老闆含笑退了出去,轉眼間又端着滿滿一杯酒回來了,邦布爾先生剛喝了一口,淚水就湧進了他的眼裡。
「現在你聽我說,」陌生人關上門窗,說道,「我今天到這個地方來,正是為了找到你。有的時候啊,還真是鬼使神差,正當我滿心想著你的功夫,你就走進我坐的這間屋子來了。我想跟你打聽點事,我不會讓你白說的,儘管不是什麼大事。這點小意思你先收起來。」
說著,他小心翼翼地把兩個金鎊從桌子對面朝同伴推過去,似乎不希望讓外人聽見錢幣的叮噹聲。邦布爾先生翻來覆去查看了一番,見金幣都是真的,才分外滿意地放進背心口袋裏。陌生人繼續說道:
「把你的記憶帶回到——讓我想想——十二年以前那個冬天。」
「時間不算短,」邦布爾先生說,「很好。我想起來了。」
「地點,濟貧院。」
「好」
「時間是夜裡。」
「對呀。
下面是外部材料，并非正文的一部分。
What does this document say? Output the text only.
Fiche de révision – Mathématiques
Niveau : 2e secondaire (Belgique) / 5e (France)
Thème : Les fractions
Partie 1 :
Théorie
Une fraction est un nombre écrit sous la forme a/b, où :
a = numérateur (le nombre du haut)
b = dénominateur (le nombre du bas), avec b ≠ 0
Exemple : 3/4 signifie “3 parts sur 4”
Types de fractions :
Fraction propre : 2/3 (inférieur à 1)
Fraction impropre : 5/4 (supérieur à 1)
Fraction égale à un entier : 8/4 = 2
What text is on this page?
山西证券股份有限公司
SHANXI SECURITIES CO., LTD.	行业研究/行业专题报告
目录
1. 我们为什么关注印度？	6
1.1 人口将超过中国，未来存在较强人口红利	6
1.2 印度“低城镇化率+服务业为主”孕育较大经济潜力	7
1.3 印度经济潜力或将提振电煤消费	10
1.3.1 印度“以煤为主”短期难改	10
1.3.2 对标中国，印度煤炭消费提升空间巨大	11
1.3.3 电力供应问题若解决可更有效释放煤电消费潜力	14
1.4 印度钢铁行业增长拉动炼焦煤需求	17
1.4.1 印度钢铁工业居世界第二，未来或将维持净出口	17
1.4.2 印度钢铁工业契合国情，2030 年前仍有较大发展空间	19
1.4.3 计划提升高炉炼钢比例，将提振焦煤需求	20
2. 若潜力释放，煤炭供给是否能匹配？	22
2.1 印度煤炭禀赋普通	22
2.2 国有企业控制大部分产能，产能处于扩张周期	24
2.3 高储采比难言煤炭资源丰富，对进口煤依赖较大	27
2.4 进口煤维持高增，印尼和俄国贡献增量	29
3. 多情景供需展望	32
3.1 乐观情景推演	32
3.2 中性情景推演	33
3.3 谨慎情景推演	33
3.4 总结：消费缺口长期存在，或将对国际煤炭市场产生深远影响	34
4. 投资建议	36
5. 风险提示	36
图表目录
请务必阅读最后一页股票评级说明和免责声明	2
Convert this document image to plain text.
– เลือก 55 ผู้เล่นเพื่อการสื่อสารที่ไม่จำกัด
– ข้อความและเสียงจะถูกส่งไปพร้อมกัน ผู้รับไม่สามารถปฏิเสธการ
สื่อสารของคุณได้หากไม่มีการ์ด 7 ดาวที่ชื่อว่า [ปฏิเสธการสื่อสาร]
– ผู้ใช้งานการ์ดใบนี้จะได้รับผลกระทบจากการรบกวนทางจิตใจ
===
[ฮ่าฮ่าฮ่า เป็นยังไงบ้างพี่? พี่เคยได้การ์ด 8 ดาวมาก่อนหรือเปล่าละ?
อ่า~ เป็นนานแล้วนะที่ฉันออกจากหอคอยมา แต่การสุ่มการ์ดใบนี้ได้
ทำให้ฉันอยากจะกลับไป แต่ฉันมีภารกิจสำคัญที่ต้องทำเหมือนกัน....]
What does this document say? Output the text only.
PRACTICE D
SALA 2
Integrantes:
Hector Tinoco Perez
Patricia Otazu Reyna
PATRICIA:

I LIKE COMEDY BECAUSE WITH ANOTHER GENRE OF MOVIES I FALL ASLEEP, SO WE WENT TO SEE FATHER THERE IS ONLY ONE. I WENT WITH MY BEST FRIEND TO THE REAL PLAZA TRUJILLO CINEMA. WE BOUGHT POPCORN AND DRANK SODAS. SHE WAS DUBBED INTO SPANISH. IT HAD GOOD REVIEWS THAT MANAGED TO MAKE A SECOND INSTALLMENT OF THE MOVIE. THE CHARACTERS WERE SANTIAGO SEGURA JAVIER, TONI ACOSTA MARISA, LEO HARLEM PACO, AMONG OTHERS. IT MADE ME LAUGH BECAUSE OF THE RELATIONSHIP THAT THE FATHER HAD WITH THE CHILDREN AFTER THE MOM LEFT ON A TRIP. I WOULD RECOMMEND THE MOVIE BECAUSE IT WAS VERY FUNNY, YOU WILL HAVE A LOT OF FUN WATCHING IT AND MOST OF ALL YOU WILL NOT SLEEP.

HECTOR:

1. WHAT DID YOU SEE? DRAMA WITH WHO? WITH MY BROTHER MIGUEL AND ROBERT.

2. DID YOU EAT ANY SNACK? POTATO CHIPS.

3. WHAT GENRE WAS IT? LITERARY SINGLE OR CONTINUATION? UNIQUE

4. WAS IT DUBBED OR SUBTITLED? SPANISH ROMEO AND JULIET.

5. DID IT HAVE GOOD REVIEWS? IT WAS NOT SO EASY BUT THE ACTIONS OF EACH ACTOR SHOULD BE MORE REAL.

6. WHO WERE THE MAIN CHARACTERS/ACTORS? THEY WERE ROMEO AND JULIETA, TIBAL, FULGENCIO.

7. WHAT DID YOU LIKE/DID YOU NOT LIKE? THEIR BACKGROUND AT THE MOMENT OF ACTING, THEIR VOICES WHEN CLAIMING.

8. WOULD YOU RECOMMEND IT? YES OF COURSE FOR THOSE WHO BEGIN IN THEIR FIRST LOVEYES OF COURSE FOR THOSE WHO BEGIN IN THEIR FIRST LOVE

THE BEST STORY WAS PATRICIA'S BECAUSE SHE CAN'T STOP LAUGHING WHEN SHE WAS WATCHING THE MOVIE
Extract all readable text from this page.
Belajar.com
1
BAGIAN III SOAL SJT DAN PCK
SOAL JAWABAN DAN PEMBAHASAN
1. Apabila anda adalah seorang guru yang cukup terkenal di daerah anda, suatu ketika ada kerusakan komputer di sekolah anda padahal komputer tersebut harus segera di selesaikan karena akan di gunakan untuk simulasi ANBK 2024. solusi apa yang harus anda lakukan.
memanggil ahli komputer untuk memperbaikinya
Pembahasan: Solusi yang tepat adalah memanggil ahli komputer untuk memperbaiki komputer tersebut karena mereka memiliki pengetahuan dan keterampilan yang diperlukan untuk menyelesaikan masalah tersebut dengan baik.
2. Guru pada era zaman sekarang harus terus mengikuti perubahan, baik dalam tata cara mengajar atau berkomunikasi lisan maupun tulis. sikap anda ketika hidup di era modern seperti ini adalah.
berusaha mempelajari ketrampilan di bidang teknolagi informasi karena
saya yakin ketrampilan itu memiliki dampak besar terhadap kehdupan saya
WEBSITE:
」
「場面,那個破破爛爛的窩,管它在哪兒呢,一些個不要臉的賤貨,她們自己經常都性命難保,健康就別提了——生下一些哭哭啼啼的孩子給教區撫養,把她們的醜事,媽的,帶到墳墓裡藏起來了。」
「我想,是產婦室吧?」邦布爾先生說道。陌生人講得慷慨激昂,他有點跟不大上。
「對,」陌生人說,「有個孩子就是在那兒生的。」
「有許多孩子。」邦布爾搖了搖頭,有些泄氣。
「這幫該死的小鬼。」陌生人嚷了起來,「我說的是其中一個,一個長相可憐巴巴,臉上沒有血色的男孩,他在本地一個棺材店老闆手下當過一陣學徒——我巴不得老闆早就替他造好了棺材,把他裝進去,再擰緊螺釘——據說他後來跑到倫敦去了。」